Uncertainty-informed deep learning models enable high-confidence predictions for digital histopathology.
James M DolezalAndrew SrisuwananukornDmitry KarpeyevSiddhi RameshSara KochannyBrittany CodyAaron S MansfieldSagar RakshitRadhika BansalMelanie C BoisAaron O BungumJefree J SchulteEverett E VokesMarina Chiara GarassinoAliya N HusainAlexander T PearsonPublished in: Nature communications (2022)

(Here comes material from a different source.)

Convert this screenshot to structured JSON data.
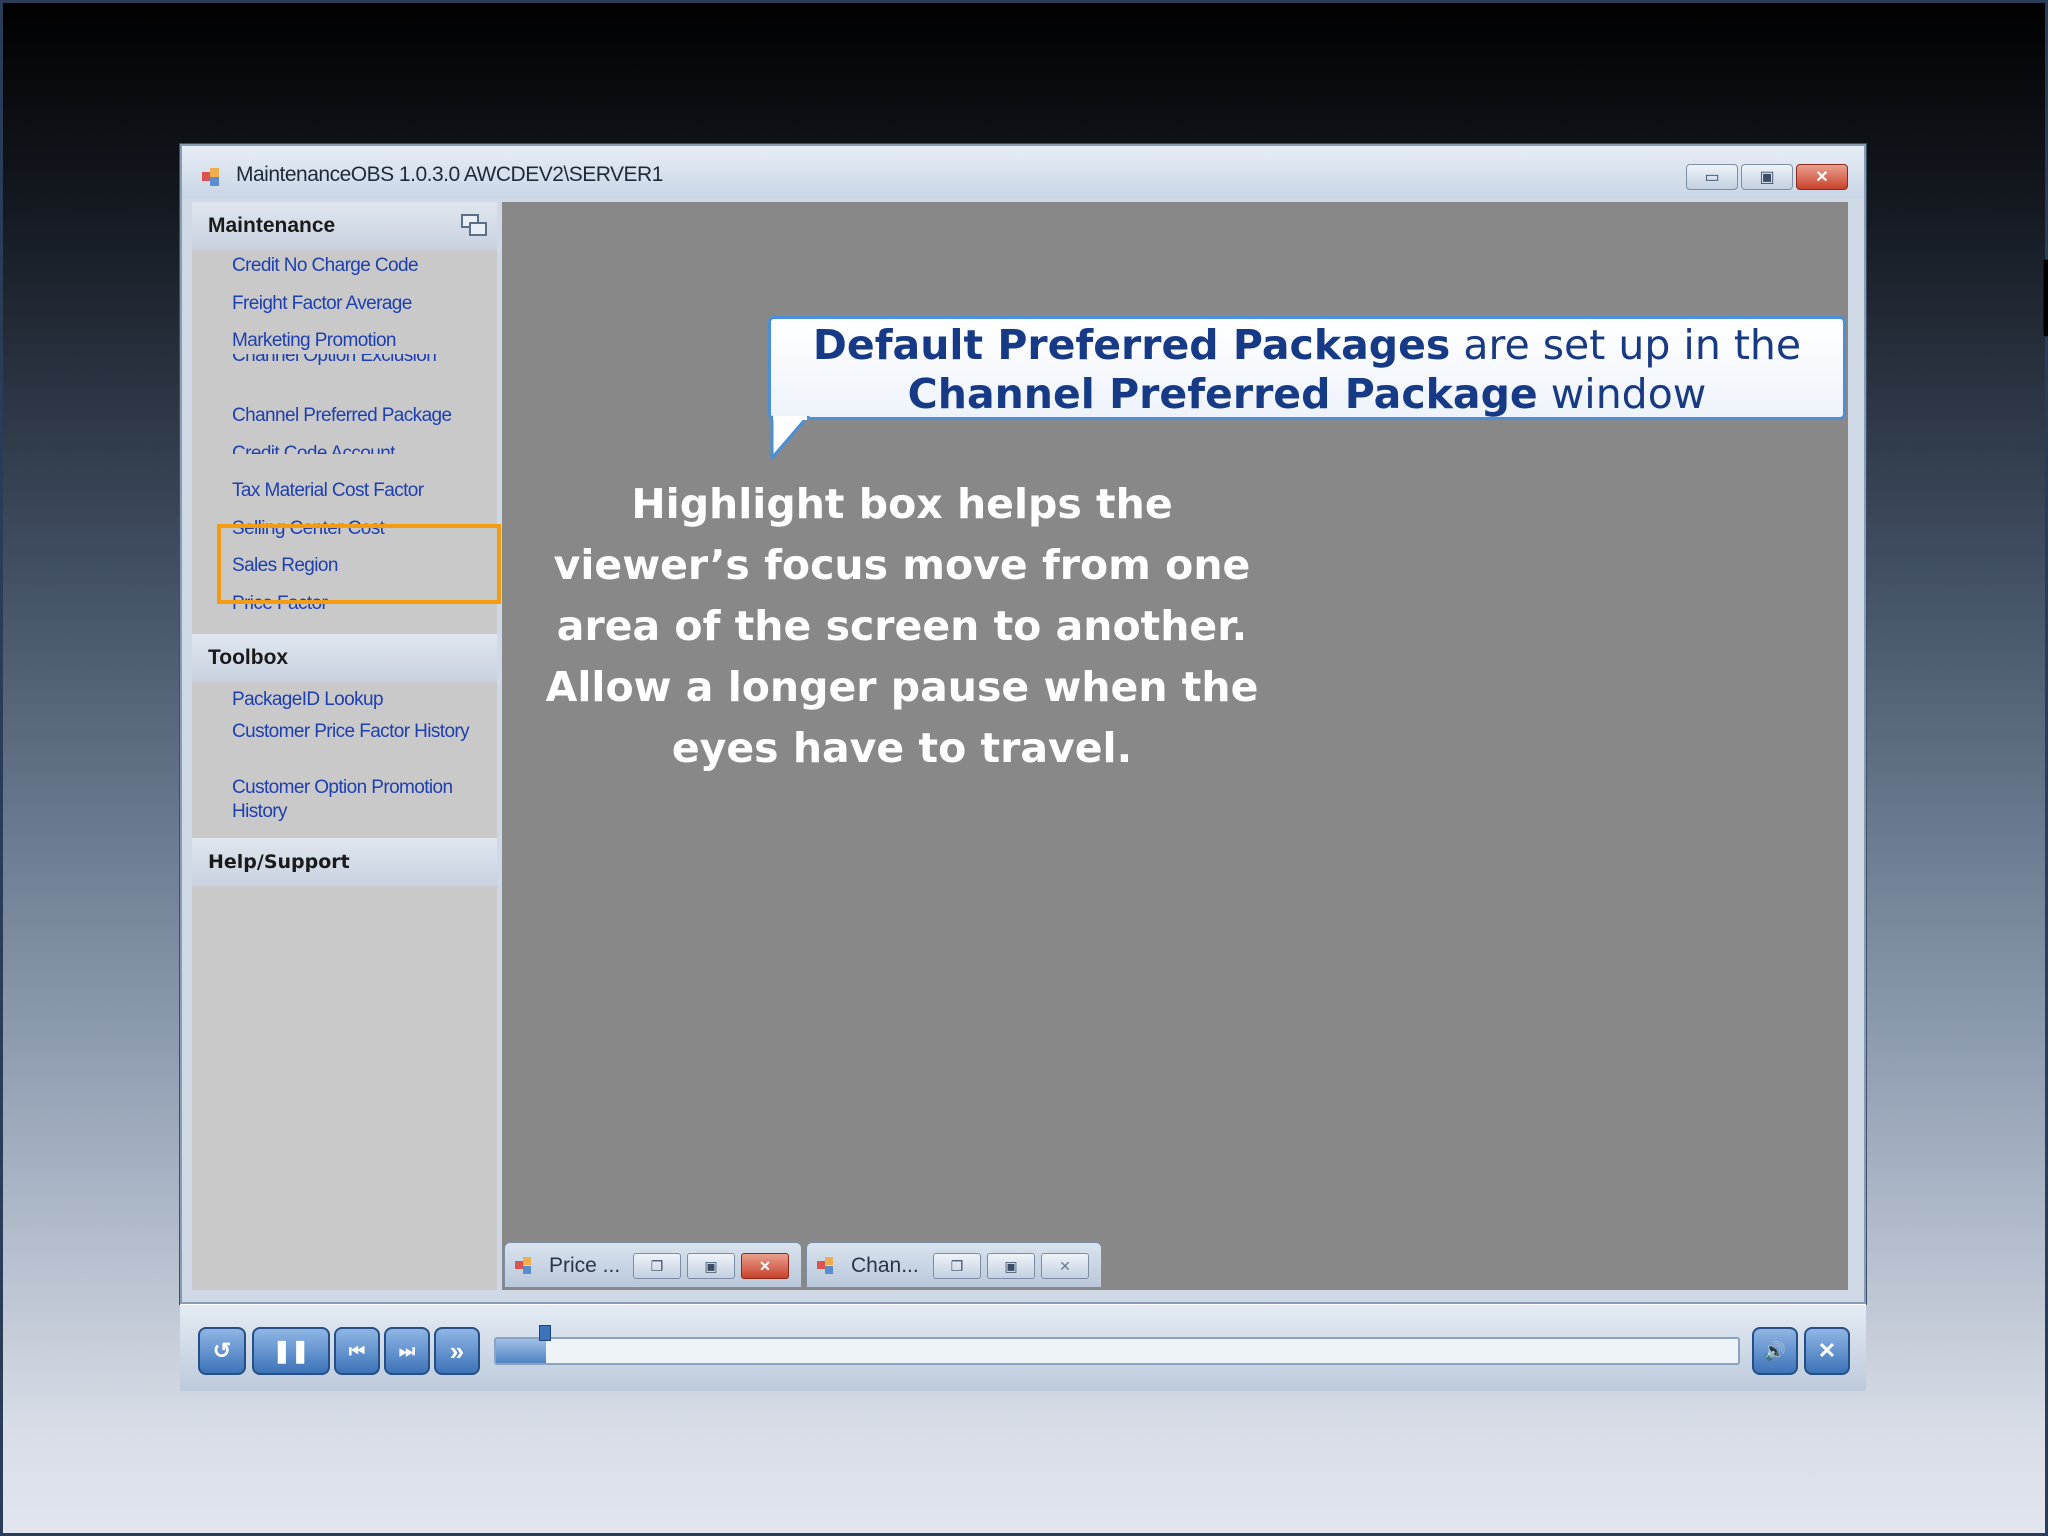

A model's ability to express its own predictive uncertainty is an essential attribute for maintaining clinical user confidence as computational biomarkers are deployed into real-world medical settings. In the domain of cancer digital histopathology, we describe a clinically-oriented approach to uncertainty quantification for whole-slide images, estimating uncertainty using dropout and calculating thresholds on training data to establish cutoffs for low- and high-confidence predictions. We train models to identify lung adenocarcinoma vs. squamous cell carcinoma and show that high-confidence predictions outperform predictions without uncertainty, in both cross-validation and testing on two large external datasets spanning multiple institutions. Our testing strategy closely approximates real-world application, with predictions generated on unsupervised, unannotated slides using predetermined thresholds. Furthermore, we show that uncertainty thresholding remains reliable in the setting of domain shift, with accurate high-confidence predictions of adenocarcinoma vs. squamous cell carcinoma for out-of-distribution, non-lung cancer cohorts.